In der Partei gibt es seit Längerem massive Kritik an Hampel. Seine Gegner sind von seiner politischen Bilanz enttäuscht und wollen deshalb eine Neuwahl des Vorstands erzwingen, noch bevor die Wahllisten für die Bundestagswahl aufgestellt werden. Hampel wiederum will als niedersächsischer Spitzenkandidat antreten. Er hatte seinen Kritikern erst in dieser Woche vorgeworfen, ihnen gehe es gar nicht um eine inhaltliche Auseinandersetzung, sondern ihr Ziel sei es, die AfD von innen heraus zu zerstören. Hampel formulierte dies in einer E-Mail, die er an alle 2300   AfD-Mitglieder in Niedersachsen verschickte. Die Betreffzeile lautet: „Bauanleitung zur Zerstörung der AfD Niedersachsen“. Bei allen Vorwürfen, die Hampel erhebt, appelliert er am Ende an die Geschlossenheit der Partei: „Entscheidend für uns ist, dass wir die Bundestagswahl gewinnen.“

Parteiinterner Streit eskaliert

Die neueste Wendung in dem Konflikt ist das Gerangel um den Landesparteitag: Das Schiedsgericht, ein dreiköpfiges Parteigremium, hatte am Mittwoch einstimmig entschieden, dass die Versammlung am Wochenende in Hannover abgesagt werden müsse, weil der Vorstand nicht rechtzeitig eingeladen habe. Zu einem Parteitag müsse die Einladung vier Wochen, also 28 Tage vorher, versandt werden. Sie sei aber 27 Tage vorher rausgegangen. „Auch eine geringfügige Überschreitung von nur einem Tag ist nicht satzungskonform“, urteilen die Parteirichter. Der Parteivorsitzende Hampel will die Niederlage nicht anerkennen.
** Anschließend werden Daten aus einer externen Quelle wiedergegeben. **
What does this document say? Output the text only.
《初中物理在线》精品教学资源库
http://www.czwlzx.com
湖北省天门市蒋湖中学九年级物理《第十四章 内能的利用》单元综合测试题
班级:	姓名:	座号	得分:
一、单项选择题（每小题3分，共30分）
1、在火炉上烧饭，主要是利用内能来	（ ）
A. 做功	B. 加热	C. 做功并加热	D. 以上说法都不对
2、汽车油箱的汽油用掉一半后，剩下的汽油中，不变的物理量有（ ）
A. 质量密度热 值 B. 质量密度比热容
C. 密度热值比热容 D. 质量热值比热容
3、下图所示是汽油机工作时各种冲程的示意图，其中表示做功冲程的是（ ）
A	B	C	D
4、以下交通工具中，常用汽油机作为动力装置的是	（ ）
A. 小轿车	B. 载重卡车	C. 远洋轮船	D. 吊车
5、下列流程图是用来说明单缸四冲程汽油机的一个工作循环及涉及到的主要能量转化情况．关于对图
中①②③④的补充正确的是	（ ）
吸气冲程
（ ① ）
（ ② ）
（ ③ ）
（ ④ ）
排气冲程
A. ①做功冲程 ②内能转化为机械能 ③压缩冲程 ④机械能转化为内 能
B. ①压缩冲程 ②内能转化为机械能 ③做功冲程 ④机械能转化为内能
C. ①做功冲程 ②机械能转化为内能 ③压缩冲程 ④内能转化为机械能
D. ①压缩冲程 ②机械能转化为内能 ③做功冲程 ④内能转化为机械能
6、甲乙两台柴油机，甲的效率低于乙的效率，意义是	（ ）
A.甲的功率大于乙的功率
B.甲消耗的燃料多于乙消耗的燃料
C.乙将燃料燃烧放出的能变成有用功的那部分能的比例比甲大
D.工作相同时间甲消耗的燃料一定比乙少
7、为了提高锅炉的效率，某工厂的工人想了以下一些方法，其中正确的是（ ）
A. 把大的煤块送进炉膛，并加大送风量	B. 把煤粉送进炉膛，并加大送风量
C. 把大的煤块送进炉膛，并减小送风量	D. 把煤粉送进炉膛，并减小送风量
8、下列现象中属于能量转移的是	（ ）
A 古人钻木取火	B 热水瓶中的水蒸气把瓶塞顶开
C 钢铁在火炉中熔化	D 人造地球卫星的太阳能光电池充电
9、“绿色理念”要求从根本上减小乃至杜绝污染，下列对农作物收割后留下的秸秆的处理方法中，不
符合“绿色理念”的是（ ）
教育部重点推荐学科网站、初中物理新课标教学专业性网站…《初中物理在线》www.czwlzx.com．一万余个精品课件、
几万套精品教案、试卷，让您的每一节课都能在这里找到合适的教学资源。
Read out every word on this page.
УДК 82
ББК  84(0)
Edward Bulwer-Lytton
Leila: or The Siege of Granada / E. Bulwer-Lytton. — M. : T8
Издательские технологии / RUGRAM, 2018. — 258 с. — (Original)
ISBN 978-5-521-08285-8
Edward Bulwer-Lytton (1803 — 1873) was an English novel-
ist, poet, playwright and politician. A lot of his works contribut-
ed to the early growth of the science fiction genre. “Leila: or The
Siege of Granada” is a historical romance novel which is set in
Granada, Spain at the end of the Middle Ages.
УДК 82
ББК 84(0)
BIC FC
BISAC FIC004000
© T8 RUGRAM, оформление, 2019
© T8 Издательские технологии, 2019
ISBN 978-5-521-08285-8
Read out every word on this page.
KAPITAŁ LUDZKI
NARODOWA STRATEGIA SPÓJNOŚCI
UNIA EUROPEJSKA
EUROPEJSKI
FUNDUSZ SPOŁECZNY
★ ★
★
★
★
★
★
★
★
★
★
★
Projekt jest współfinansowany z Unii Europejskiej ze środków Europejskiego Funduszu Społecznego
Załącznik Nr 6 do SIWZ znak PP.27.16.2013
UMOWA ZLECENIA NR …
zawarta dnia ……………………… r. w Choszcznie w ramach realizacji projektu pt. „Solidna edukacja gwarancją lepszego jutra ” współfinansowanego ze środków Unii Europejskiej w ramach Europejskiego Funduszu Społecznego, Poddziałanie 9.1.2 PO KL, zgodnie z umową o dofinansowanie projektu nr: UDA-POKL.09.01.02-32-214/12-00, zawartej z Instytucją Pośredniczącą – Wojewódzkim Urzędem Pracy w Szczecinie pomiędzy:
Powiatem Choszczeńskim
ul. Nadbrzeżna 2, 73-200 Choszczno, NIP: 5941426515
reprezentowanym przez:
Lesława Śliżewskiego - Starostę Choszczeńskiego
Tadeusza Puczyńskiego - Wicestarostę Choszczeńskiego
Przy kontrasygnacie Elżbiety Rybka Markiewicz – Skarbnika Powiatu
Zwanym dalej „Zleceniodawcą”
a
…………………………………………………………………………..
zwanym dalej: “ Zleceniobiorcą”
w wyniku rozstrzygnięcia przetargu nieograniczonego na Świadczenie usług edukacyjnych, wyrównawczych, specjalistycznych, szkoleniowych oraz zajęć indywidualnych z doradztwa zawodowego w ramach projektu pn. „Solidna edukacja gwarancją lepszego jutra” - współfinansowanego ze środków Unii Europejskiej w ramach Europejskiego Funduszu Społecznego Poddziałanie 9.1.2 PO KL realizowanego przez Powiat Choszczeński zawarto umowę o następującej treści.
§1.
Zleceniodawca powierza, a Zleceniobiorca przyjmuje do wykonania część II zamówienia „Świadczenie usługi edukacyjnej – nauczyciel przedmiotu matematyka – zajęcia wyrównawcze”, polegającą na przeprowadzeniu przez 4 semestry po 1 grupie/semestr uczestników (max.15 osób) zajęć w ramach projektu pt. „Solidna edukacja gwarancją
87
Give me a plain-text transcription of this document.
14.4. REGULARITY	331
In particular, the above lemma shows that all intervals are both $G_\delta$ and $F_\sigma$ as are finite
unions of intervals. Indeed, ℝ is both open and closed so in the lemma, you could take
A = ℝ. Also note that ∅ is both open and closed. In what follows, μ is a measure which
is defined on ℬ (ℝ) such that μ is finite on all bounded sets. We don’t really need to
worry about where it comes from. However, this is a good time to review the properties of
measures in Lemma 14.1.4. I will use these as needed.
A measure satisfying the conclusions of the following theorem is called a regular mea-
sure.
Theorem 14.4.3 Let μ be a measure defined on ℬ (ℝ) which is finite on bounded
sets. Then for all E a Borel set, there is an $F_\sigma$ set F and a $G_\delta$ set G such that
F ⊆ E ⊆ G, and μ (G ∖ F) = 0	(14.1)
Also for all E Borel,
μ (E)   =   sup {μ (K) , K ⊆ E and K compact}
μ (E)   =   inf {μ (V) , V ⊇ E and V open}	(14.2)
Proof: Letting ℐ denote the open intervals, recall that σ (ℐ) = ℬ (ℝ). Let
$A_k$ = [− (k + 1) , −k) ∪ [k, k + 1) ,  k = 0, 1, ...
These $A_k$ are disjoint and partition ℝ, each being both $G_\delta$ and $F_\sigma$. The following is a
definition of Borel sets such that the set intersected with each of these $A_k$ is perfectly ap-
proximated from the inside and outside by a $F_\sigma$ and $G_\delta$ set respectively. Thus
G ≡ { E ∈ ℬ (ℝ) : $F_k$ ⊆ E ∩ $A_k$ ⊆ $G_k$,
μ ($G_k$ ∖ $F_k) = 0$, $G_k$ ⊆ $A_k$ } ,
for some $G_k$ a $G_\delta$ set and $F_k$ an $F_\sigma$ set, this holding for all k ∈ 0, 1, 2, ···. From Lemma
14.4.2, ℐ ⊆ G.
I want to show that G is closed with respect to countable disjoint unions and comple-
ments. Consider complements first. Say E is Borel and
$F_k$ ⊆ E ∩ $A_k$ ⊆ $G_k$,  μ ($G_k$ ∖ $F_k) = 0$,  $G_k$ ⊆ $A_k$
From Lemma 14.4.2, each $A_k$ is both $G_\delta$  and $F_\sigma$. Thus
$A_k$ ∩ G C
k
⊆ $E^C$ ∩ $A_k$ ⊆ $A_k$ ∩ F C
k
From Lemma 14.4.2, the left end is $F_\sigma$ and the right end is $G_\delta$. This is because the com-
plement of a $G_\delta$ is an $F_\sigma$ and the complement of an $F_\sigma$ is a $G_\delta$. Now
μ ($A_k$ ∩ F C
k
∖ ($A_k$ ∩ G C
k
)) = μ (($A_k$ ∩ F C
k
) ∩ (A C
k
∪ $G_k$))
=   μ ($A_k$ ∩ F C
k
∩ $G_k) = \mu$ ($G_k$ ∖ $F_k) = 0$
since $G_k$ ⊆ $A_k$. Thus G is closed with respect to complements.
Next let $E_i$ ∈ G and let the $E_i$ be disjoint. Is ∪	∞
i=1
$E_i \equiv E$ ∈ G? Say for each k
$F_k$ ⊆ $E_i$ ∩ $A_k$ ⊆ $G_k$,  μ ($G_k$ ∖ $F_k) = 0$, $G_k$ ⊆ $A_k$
Er gab den Fall weiter an das Bundesschiedsgericht der AfD und stellte gegenüber der HAZ fest: „Der Parteitag findet statt.“

Hampel sagte, er habe Zweifel, dass das Landesschiedsgericht überhaupt für diese Fragen zuständig sei. Außerdem gelte die Fristenregelung für Parteitage, nicht aber für eine Aufstellungsversammlung für Wahllisten, wie sie am Sonnabend in Hannover stattfinden soll. Das Landesschiedsgericht hatte argumentiert, es handele sich auch bei Wahlaufstellungen um Parteitage. Wer in dieser Frage Recht hat, muss nun das Bundesschiedsgericht der Partei entscheiden.     

Fragen um den politischen Kurs der AfD spielen in dem Streit keine vordergründige Rolle, auch wenn einige Parteimitglieder Hampel vorwerfen, die AfD zu weit nach rechts zu öffnen. Der verwahrt sich aber gegen Vorwürfe, dass er um Extremisten werbe.